Elle tressaillit : il finissait donc par comprendre.

— Tu es fou ! ton père ne dort pas ! Et elle mit impérieusement son index sur sa bouche.

— Ce lait ! accentua plus fort l’étudiant, je le veux !

— Pauvre ami ! pas de drame, je n’ai guère le temps de t’écouter.

Elle s’avança sur le seuil. Le baron entendit du bruit.

— Mignonne ! chevrota-t-il, ne t’éloigne pas, je me meurs sans toi !

— Tout de suite, Louis, c’est le médecin qui arrive, tu es beaucoup mieux ! répondit-elle.

Paul Richard s’empara de la tasse et voulut la porter à ses lèvres. Alors, elle la lui arracha et la lança par la croisée ouverte.

— Je m’en doutais ! dit l’étudiant qui, chancelant, se retenait à un fauteuil pour ne pas tomber.

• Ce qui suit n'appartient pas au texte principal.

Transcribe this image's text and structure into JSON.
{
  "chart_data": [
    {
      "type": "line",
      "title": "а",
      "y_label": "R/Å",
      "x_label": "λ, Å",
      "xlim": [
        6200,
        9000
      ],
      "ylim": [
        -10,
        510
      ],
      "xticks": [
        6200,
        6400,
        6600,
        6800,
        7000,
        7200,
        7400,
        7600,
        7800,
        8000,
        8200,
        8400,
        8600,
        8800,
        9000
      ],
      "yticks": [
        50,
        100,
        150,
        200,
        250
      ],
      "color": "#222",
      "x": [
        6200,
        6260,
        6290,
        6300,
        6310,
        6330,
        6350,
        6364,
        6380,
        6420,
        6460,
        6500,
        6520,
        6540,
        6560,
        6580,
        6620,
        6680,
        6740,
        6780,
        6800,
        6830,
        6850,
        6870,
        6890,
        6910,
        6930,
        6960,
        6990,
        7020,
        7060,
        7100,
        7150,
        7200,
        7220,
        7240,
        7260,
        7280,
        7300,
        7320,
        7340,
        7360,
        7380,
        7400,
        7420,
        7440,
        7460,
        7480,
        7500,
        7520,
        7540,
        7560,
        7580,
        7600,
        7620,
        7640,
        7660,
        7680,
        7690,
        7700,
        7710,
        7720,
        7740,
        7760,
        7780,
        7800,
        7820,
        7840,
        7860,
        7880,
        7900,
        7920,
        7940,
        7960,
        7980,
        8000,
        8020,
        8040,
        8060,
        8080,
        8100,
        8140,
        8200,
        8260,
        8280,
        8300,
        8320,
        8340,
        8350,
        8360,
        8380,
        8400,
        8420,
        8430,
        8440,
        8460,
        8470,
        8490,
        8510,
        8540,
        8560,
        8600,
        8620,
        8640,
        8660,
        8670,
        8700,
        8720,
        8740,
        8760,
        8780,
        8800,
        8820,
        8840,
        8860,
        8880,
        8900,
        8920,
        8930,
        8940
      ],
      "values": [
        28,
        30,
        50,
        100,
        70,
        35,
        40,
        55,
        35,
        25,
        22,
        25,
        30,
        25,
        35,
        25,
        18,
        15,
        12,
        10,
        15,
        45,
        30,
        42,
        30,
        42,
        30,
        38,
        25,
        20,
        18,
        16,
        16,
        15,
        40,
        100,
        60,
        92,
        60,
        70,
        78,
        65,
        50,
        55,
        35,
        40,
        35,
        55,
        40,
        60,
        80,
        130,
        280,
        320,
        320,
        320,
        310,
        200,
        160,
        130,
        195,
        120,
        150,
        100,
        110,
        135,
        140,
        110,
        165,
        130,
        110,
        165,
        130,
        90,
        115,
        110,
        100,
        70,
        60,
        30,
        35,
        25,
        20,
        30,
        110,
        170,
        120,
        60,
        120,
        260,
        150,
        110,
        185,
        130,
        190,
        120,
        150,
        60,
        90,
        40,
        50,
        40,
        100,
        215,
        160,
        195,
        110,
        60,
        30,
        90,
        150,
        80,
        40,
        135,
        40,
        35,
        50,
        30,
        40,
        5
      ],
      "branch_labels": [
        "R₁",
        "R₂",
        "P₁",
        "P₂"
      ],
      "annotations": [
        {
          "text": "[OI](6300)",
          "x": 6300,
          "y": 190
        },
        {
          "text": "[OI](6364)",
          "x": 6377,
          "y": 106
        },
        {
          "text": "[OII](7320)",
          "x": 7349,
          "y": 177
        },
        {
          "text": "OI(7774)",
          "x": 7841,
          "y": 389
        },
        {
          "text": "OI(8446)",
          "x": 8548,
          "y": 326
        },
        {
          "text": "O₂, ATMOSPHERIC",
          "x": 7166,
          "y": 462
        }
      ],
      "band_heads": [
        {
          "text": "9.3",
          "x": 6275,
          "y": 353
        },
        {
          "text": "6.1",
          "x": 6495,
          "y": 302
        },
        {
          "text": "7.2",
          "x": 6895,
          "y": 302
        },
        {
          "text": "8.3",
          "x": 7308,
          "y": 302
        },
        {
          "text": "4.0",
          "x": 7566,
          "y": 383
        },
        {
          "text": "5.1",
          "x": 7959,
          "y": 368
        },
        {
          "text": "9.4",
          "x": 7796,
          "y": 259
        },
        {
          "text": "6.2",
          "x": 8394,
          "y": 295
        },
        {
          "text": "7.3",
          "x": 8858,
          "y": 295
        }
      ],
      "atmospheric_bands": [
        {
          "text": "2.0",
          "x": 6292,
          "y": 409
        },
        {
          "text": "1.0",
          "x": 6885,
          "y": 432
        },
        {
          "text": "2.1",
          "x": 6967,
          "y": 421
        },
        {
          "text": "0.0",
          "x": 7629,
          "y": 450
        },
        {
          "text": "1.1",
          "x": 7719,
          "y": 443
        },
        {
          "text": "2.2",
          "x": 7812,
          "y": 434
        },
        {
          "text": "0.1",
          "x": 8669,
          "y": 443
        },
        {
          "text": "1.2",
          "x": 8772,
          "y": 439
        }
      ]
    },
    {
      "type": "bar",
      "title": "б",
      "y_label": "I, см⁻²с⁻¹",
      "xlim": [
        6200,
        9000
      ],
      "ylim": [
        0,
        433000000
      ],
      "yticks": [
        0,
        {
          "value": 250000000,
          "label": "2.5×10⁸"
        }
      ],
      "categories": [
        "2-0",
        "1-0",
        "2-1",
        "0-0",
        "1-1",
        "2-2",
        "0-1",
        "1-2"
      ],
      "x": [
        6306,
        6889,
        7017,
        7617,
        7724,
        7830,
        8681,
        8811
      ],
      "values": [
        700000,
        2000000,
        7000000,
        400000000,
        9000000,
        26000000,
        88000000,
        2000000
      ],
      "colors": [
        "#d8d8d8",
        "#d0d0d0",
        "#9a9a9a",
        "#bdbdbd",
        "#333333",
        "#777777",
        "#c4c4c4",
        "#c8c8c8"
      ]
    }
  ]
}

— Va dans notre nid, fit-elle avec un sourire charmeur, je t’expliquerai. Ce poison, ce n’était que de la cantharide… Depuis six mois je lui en donne tous les soirs un peu… mais… tu n’en as pas besoin, toi, mon cher amour ! Je t’assure qu’il a bien la mort qu’il mérite !

Paul rampa sur les genoux jusqu’au lit de l’agonisant : là, il baisa sa main exsangue qui pendait.